TaskWeb: Selecting Better Source Tasks for Multi-task NLP
This work addresses the challenge of task selection for multi-task learning in NLP, offering a practical solution for researchers and practitioners, though it is incremental as it builds on existing multi-task frameworks.
The paper tackles the problem of selecting source tasks for multi-task NLP by introducing TaskWeb, a benchmark of pairwise task transfers, and TaskShop, a method that uses this benchmark to choose helpful training tasks. The result is a 10% improvement in overall rankings and a 38% improvement in top-k precision for source tasks, with smaller training sets boosting zero-shot performance by at least 4.3% across 11 target tasks.
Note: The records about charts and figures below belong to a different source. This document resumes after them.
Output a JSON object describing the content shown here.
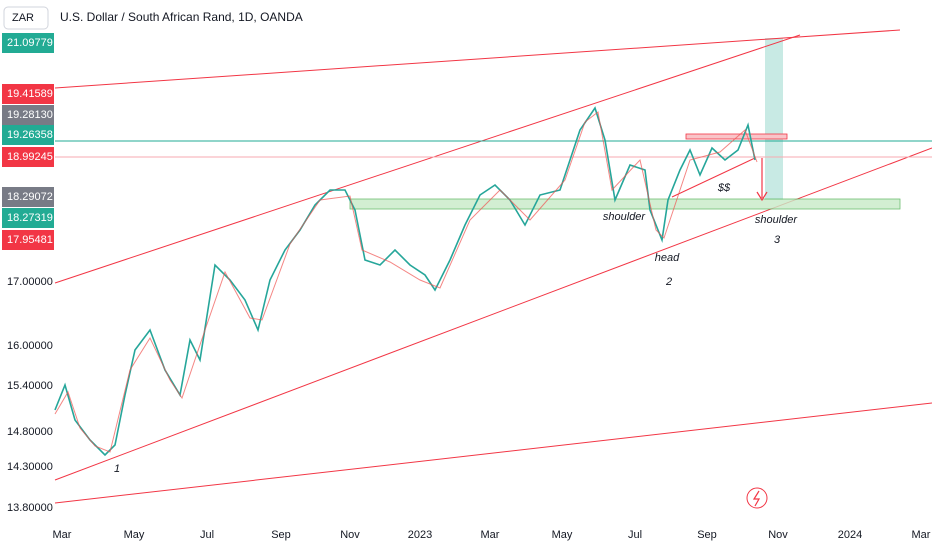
{
  "header": {
    "symbol": "ZAR",
    "title": "U.S. Dollar / South African Rand, 1D, OANDA"
  },
  "price_labels": [
    {
      "text": "21.09779",
      "color": "#22ab94"
    },
    {
      "text": "19.41589",
      "color": "#f23645"
    },
    {
      "text": "19.28130",
      "color": "#787b86"
    },
    {
      "text": "19.26358",
      "color": "#22ab94"
    },
    {
      "text": "18.99245",
      "color": "#f23645"
    },
    {
      "text": "18.29072",
      "color": "#787b86"
    },
    {
      "text": "18.27319",
      "color": "#22ab94"
    },
    {
      "text": "17.95481",
      "color": "#f23645"
    }
  ],
  "price_axis": [
    "17.00000",
    "16.00000",
    "15.40000",
    "14.80000",
    "14.30000",
    "13.80000"
  ],
  "time_axis": [
    "Mar",
    "May",
    "Jul",
    "Sep",
    "Nov",
    "2023",
    "Mar",
    "May",
    "Jul",
    "Sep",
    "Nov",
    "2024",
    "Mar"
  ],
  "annotations": [
    "1",
    "shoulder",
    "head",
    "2",
    "$$",
    "shoulder",
    "3"
  ]
}
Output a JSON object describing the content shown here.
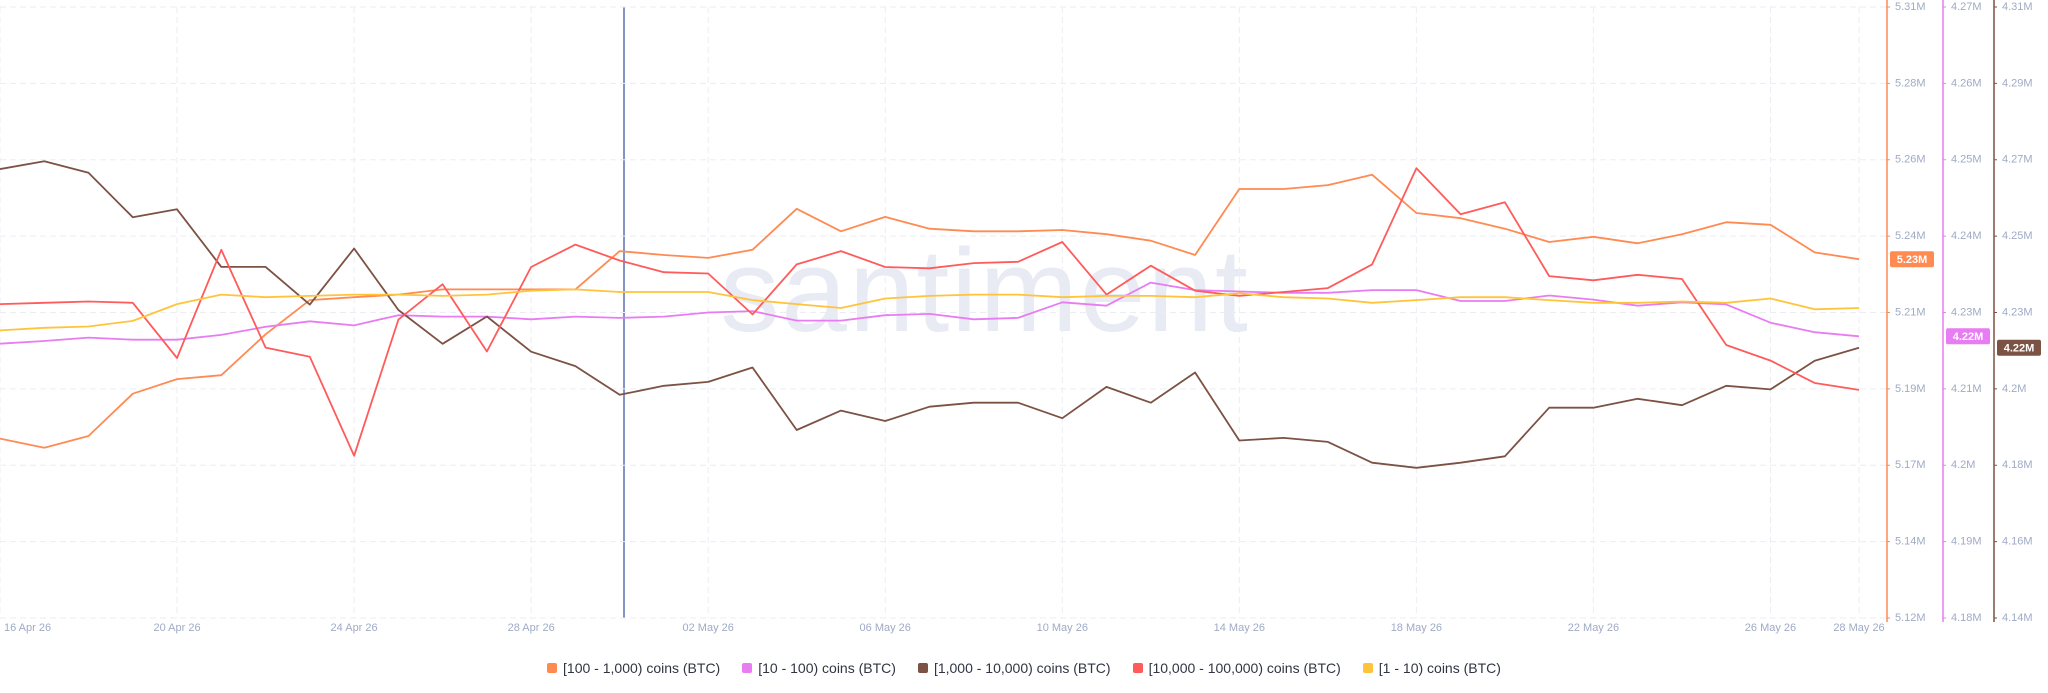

Recent work in NLP has shown promising results in training models on large amounts of tasks to achieve better generalization. However, it is not well-understood how tasks are related, and how helpful training tasks can be chosen for a new task. In this work, we investigate whether knowing task relationships via pairwise task transfer improves choosing one or more source tasks that help to learn a new target task. We provide TaskWeb, a large-scale benchmark of pairwise task transfers for 22 NLP tasks using three different model types, sizes, and adaptation methods, spanning about 25,000 experiments. Then, we design a new method TaskShop based on our analysis of TaskWeb. TaskShop uses TaskWeb to estimate the benefit of using a source task for learning a new target task, and to choose a subset of helpful training tasks for multi-task training. Our method improves overall rankings and top-k precision of source tasks by 10% and 38%, respectively. We also use TaskShop to build much smaller multi-task training sets that improve zero-shot performances across 11 different target tasks by at least 4.3%.